When I first went to the doctor to confirm my pregnancy, not once did she say, "Yes, you're pregnant."  I did not think this was standard practice...especially after having taken 5 or 6 tests at home.  The doctor just kept calling me back week after week for more blood tests to track my horomone levels.  After the 5th blood test I finally asked her why she hadn't confirmed anything.  She said, "It's not that you're not pregnant.  It's just that I want to make sure the pregnancy is viable.  I wanted to make sure your horomone levels were consistent." She proceeded to explain how there are many times when a woman is pregnant and then for some reason, early on, it just doesn't become viable.  Because I had caught my pregnancy at 5 weeks (I think), my doctor wanted to make sure I was headed in the right direction.  Once she thought the pregnancy had been proven completely viable, then she too became very excited about this little peach.  At first I was kind of upset at not having had this confirmation so early on and definitely felt scared out of my mind that something would happen to this pregnancy before I could even announce it to my family...but later I realized that my doctor must see so much happiness and disappointment in her office every single day that she was just looking out for me and I'm thankful for that.
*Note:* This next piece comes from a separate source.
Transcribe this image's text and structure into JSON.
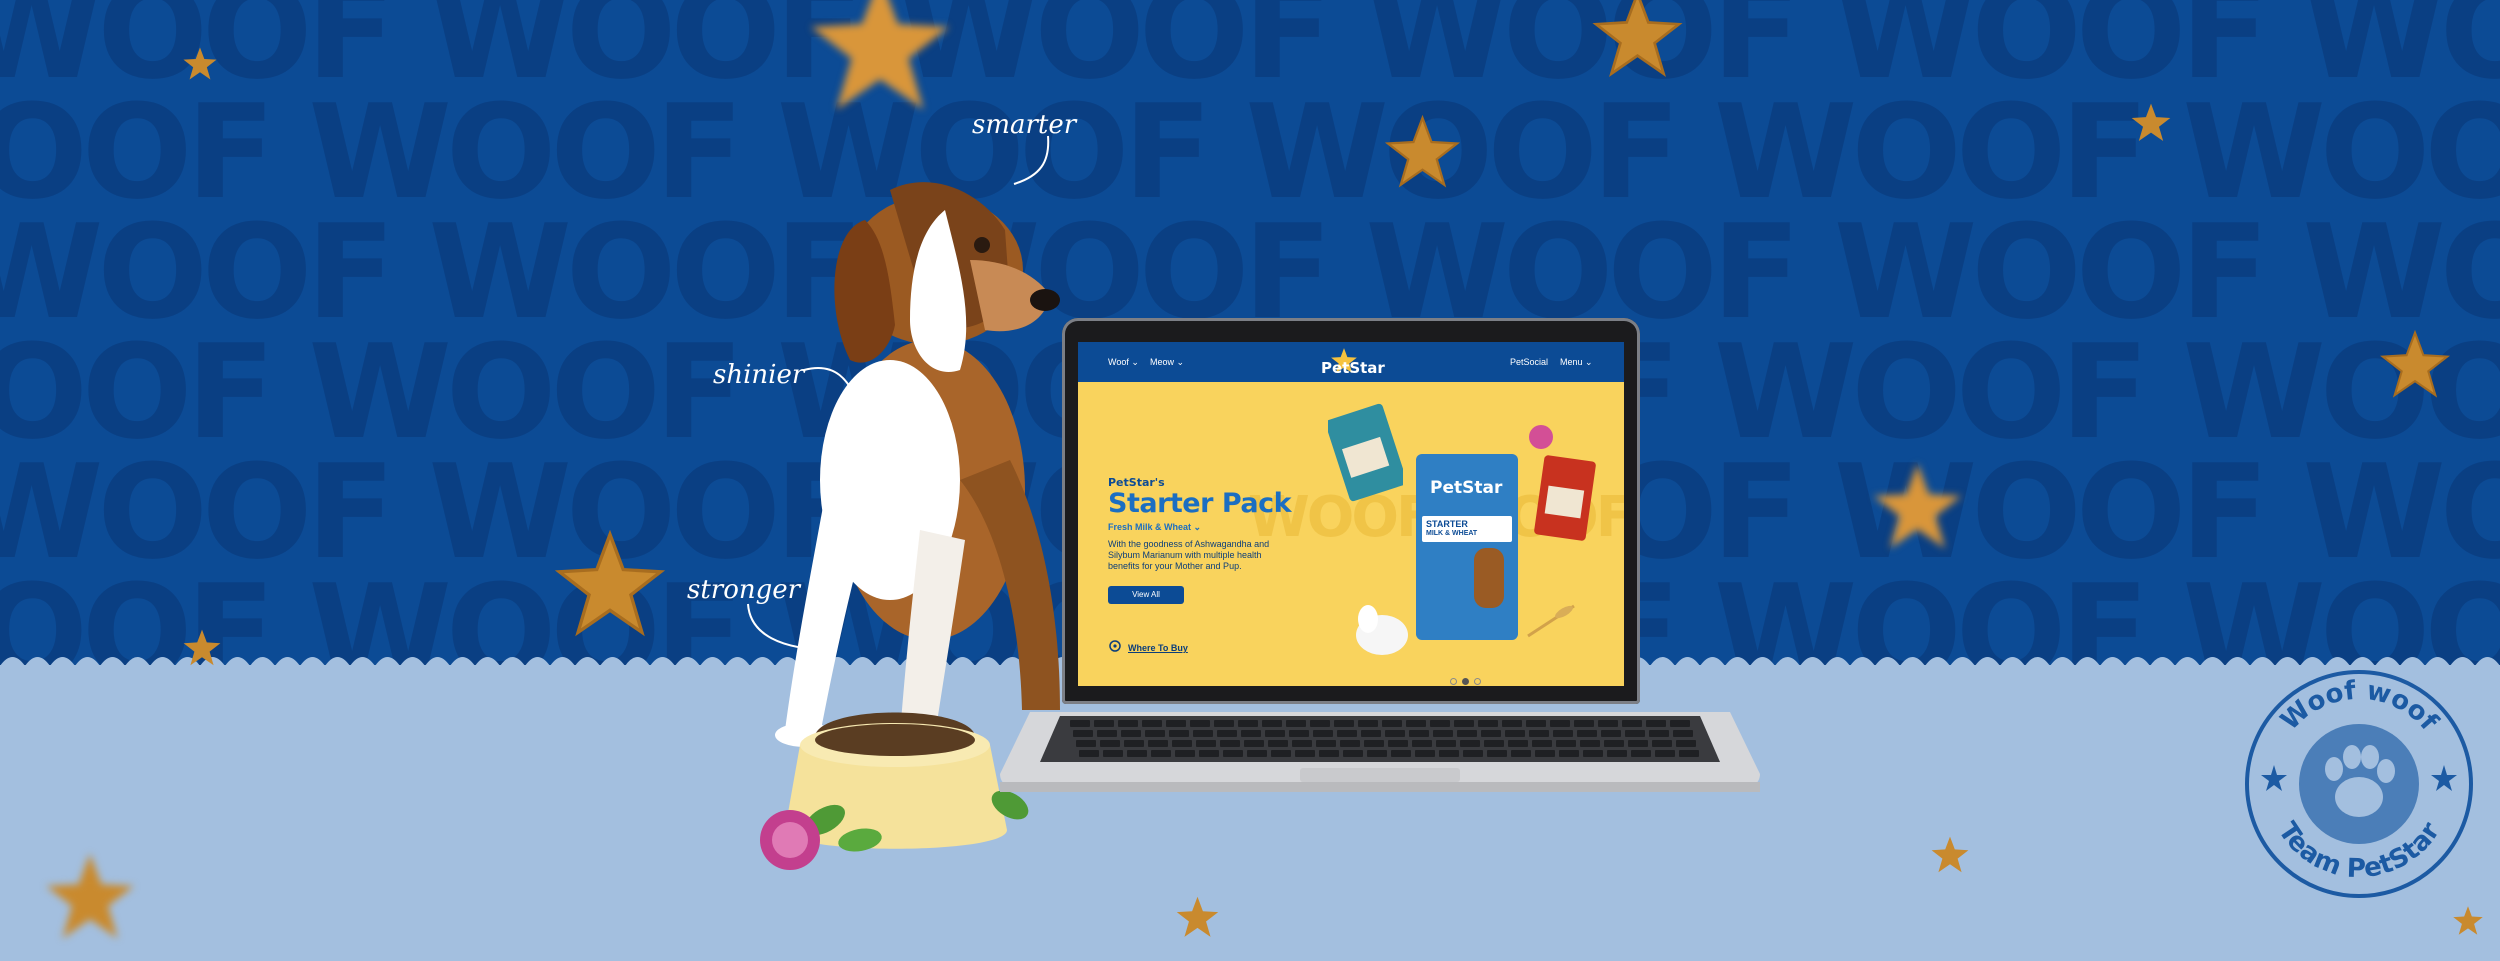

So now that our peach is continually growing, I find myself touching my tummy all the time...hoping I can already feel him/her (even though at this point, I'm sure I'm a bit early).  With every short breath, back pain, or moment of nausea, I touch my stomach, thanking God for this baby and for the ability to watch and feel it grow.  It gives me a sense of connection to the baby, even before it's born.  It's such a strange feeling to be pregnant.  It's an "out of body" experience so-to-speak.  It doesn't feel like my normal body, in the most amazing way possible-(Yes, even with the headaches, back pain, dizzyness, sickness, etc.)  I'm thankful for it all.